It was some minutes before he thought of the loading, and when he did he could not follow out his instructions for listening and staring across the dark, gliding water, which was full of life, startling him with the belief that Pete had been attacked when some louder splash than usual came from the direction the man had taken. Then the horrible thought came that the poor fellow had been seized the moment he plunged in, and that that loud wallowing noise was when he was dragged underneath. For, though he listened so hard, there was nothing to prove that his comrade was still swimming across the river; and his heart sank at the thought of what would be a most horrible death.
Everything served to depress him more as he crouched there in the enforced inaction; he could hear rustlings in the low water-growth as of reptiles creeping along, the splashes in the river, and all about him the croaking, hooting, and barking of the nocturnal creatures which made the place their home; while, as if these were not sufficient, there was the dread of pursuit, with their enemies hounding on the savage dogs, which might spring upon him at any moment.
“Not without giving notice, though,” he said to himself. “What a nervous coward all this has made me! Why, the hounds would begin to bay as soon as they took up the scent.”
He listened again; but all was still save a splash or two, and he bitterly repented that they had not thought of some signal—a whistle or the like—to give warning that the river had been successfully crossed.

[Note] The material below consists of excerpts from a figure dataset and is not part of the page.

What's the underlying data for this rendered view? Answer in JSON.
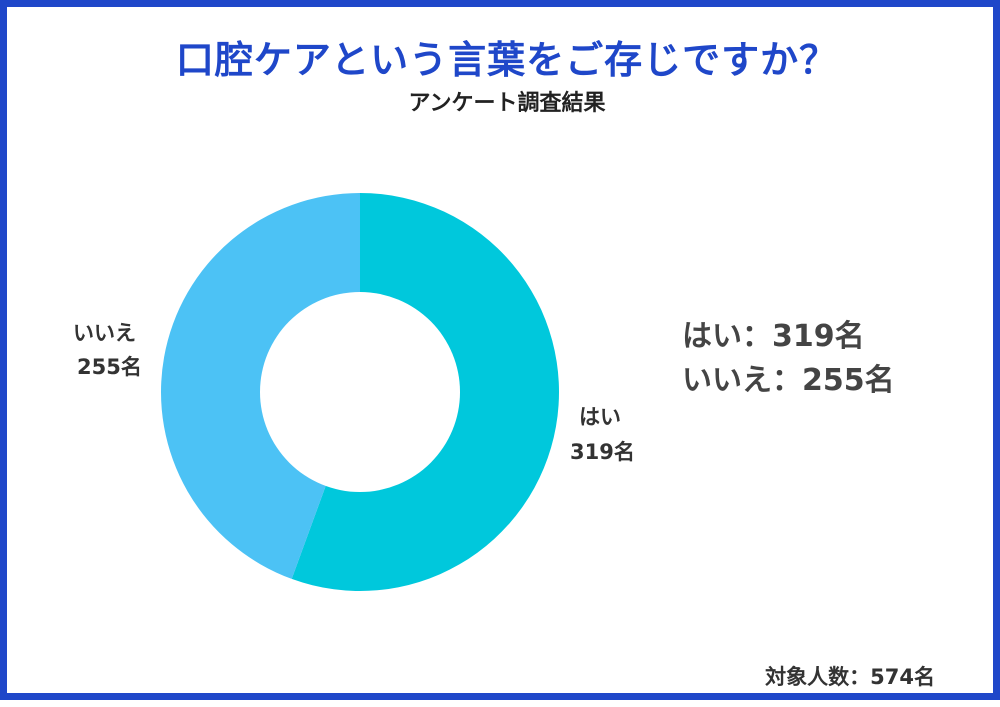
{
  "title": "口腔ケアという言葉をご存じですか？",
  "subtitle": "アンケート調査結果",
  "chart_data": {
    "type": "pie",
    "donut": true,
    "title": "口腔ケアという言葉をご存じですか？",
    "subtitle": "アンケート調査結果",
    "categories": [
      "はい",
      "いいえ"
    ],
    "values": [
      319,
      255
    ],
    "unit": "名",
    "colors": [
      "#00c8dc",
      "#4cc2f5"
    ],
    "slice_labels": [
      {
        "name": "はい",
        "value": "319名"
      },
      {
        "name": "いいえ",
        "value": "255名"
      }
    ]
  },
  "summary": [
    {
      "label": "はい",
      "sep": "：",
      "value": "319名"
    },
    {
      "label": "いいえ",
      "sep": "：",
      "value": "255名"
    }
  ],
  "total": "対象人数：574名"
}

“He would do it,” thought Nic, trying to be firm. “He is a splendid swimmer. Why, it was wonderful what I believe he did when he tried to save me—in irons, too.”
Nic paused for a few moments longer to listen to the splashing which went on; and then, recalling once more his companion’s words, he prepared to load the muskets.
But the first he tried proved to be loaded, and, on replacing the ramrod and opening the pan, he found the priming all right. The next proved to be in the same condition; and, once more laying the pieces down, he crouched with his ear near the water to listen to the lapping and splashing which went on. But there was nothing that he could interpret to mean the movement of an oar or pole on a boat, and his heart began to sink again lower and lower, till wild thoughts arose about his companion’s fate.
He would not give harbour to the suggestion that he had been dragged down by the reptiles, but fancied that the boat might be securely padlocked, or that Pete had got it out, and, not knowing the force of the stream, had been swept away past where he should have landed, and with so big and heavy a boat he might not be able to get back. If this were the case Pete would escape, and he would have to go back to his prison.
“No, he would not forsake me,” muttered Nic, with a strange glow about his heart as he thought of the man’s fidelity to his cause; and he had just come to this conclusion when he heard a rustling behind him as of some creature creeping up. It was forgotten, though, the next moment, for unmistakably there was the sound of an oar whishing about in the water, as if someone had it over the stern and, fisherman fashions was sculling the boat towards the bank.
Then for a moment Nic was doubtful, for the sound ceased.